= Bōken Dankichi =

Japanese manga series by Keizō Shimada

Dankichi the Adventurer or The Adventurous Dankichi (冒険ダン吉, Bōken Dankichi) is a manga work by Keizō Shimada serialized in Kodansha's boys' magazine Shōnen Club from 1933 to 1939. Strictly speaking, it is in the form of a picture story (emonogatari) with narrative captions attached to the illustrations.

== Overview ==
Dankichi, an adventurous Japanese boy, and his mouse companion Karikō, wash ashore in a South Pacific island after falling asleep in a fishing expedition in the ocean. They find the island is inhabited by natives; Dankichi becomes their king after defeating their leader, bringing "civilized" infrastructures (schools, hospitals, etc.) and customs to the island and defending it from Western invaders. The series quickly become a popular manga, dividing its popularity with Suihō Tagawa's Norakuro, published in the same magazine.
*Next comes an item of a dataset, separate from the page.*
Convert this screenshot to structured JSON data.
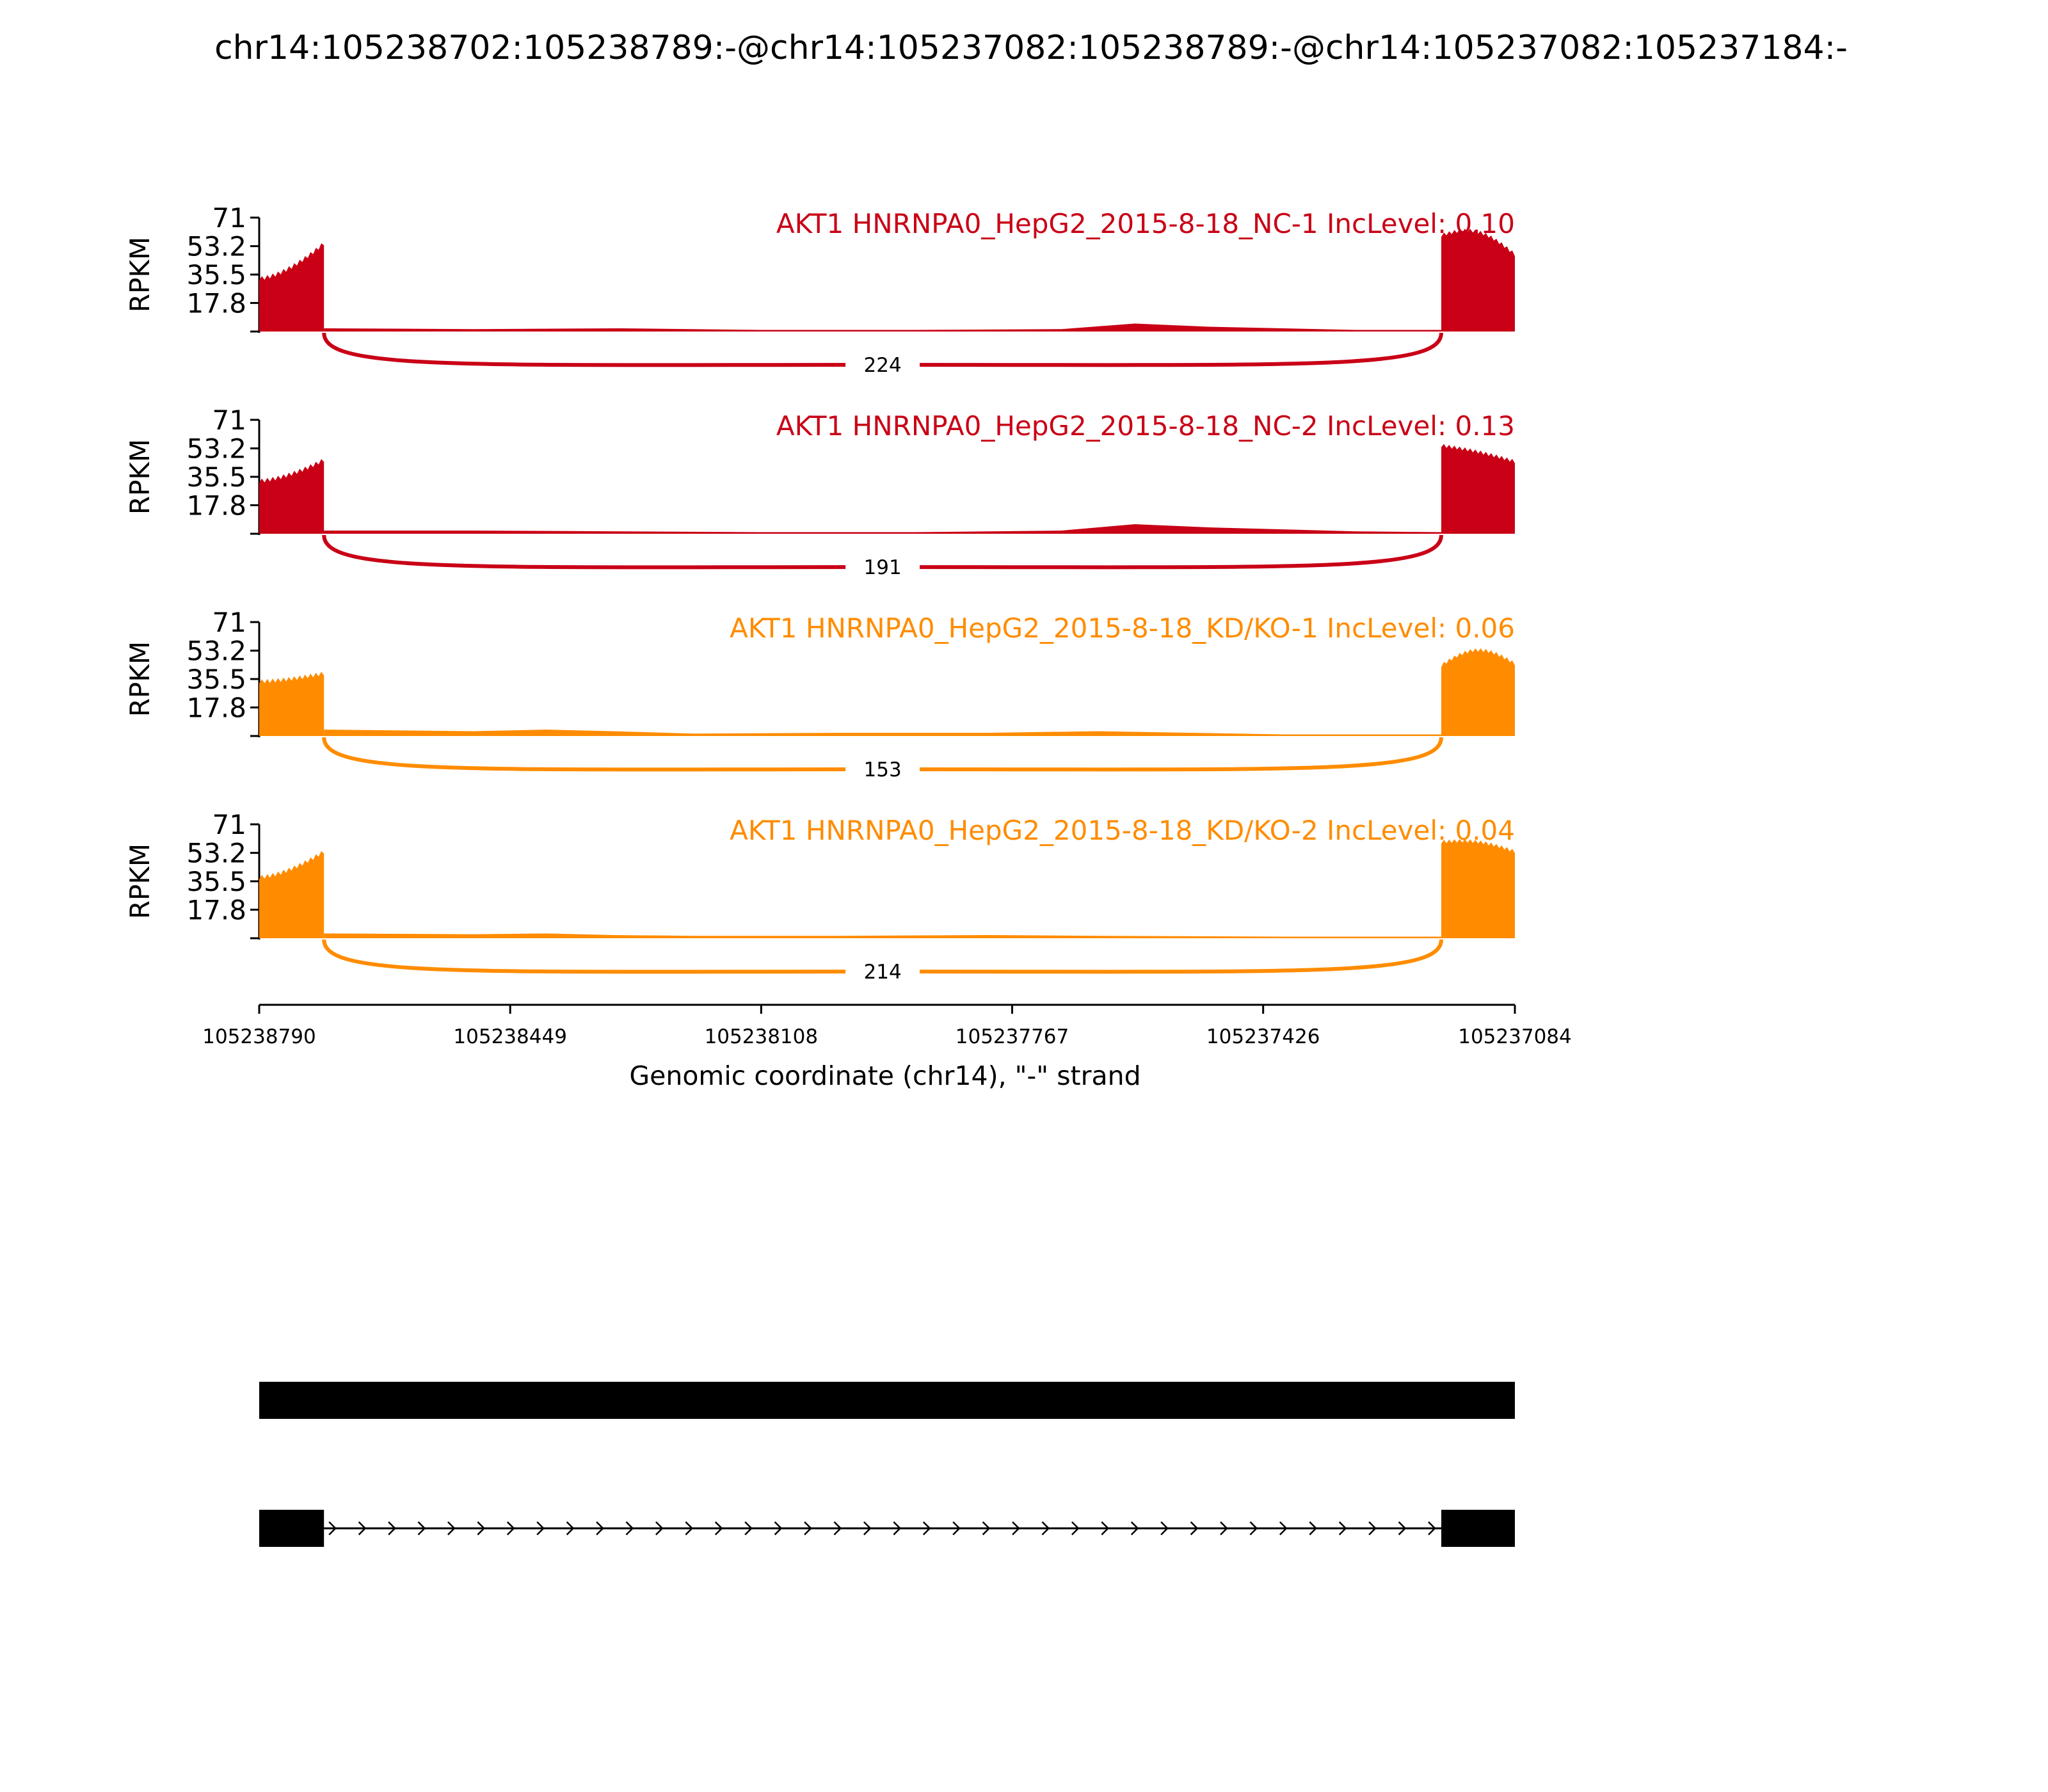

The comic was made in the context of the Japanese Empire expansionist campaign to the South Pacific islands (Micronesia, Palau, Northern Mariana Islands and Marshall Islands). In the post-World War II period, the manga was criticized for glorifying aggressionism and promoting racial prejudice; the island people were depicted as dark-skinned, thick-lipped naive barbarians in contrast to the "civilized" Japanese; they weren't given names, but numbers (number 1, 2, 3) by Dankichi. Besides, the island fauna (lions, elephants, giraffes, etc.) was stereotypically African.

== Serialization ==

- Magazine serialization: "Shonen Club," June 1933-July 1939
- After the war, Kodansha published a collection of all Dankichi's works in 1967. It was also published in four volumes in 1976 as part of Kodansha's "Shonen Club Bunko".
- Book version: A cloth-bound, two-color printed book similar to "Norakuro" was published by Kodansha, the publisher of "Shonen Club". The content was based on the serialized magazine version, with newly drawn panels added and rearranged. The contents were based on the serialized version in the magazine, and were reorganized with the addition of new panels and other illustrations.
- E-books: e-books are available in four volumes from ebookJapan on December 11, 2015, The layout is the same as the first edition, and the horizontal writing is also the same as in those days, right-to-left, but the kana spelling has been replaced with modern kana spelling.

== Adaptations for screen ==

- Bōken Dankichi was adapted to screen in the following animated 8mm short films:
1. Dankichi on a Tropical Island ( 冒険ダン吉 漂流の巻 Bouken Dankichi: Hyouryuu no Maki) (1934)
2. Bōken Dankichi Heavy Artillery Regiment Volume (冒険ダン吉 重砲連隊の巻 Bōken dankichi jūhō rentai no maki)
3. Bōken Dankichi Conquest of Foreigners (冒険ダン吉 外人征伐 Boken Dankichi Gaijin seibatsu)
4. Bōken Dankichi Welcome Baseball Tournament (冒険ダン吉 歓迎野球大会 Bōkendankichi kangei yakyū taikai)
5. Bōken Dankichi Great Tokyo Tour (冒険ダン吉 大東京巡り Bōkendankichi daitōkyō-meguri)
6. Dankichi and Popeye Treasure Island Expedition『冒険ダン吉とポパイ 宝島探険 Bōkendankichi to popai takarajima tanken』
7. Olympic Games on Dankichi Island ( 冒険ダン吉島のオリムピック大會 Dankichi-jima no Olympic Taikai)

- It was made into a puppet play by NHK (Japan Broadcasting Corporation) from October 28, 1959, to December 23 of the same year, and was broadcast on television under the title "Ningyogeki Bokenkichi".
- It was also adapted into a puppet show on Nippon Television from February 1, 1960, to July 30 of the same year and broadcast under the title "Boken Dankichi". It ran for a total of 156 episodes. It was aired Monday-Saturday 18:00-18:15 (JST) as the second program after the drama "Todoroki Sensei," which ran for four and a half years. Puppet production was handled by "Puppet Theatre Company Hitomi-za" of "Hyokkori Hyotanjima" fame. The theme song was written by Koji Shimizu and Yoshiko Kawamukai, sung by the Kamitakada Boys Choir, and released as a single by King Records. The song was provided by Shogakukan and the Ehime Fruit and Vegetable Sales Agricultural Cooperative Association (the parent company of Ehime Beverage), which took turns providing the song for one day. As a side note, NTV broadcast a dramatization of "Tantei Dan-chan" (Detective Dan-chan), also written by Shimada, from December 27, 1958, to June 20, 1959, before this work began.

== See also ==

- South Seas Mandate
- Mori Koben - Japanese businessman regarded as a model for Dankichi. His descendant is Manny Mori, President of the Federated States of Micronesia (2007— 2015).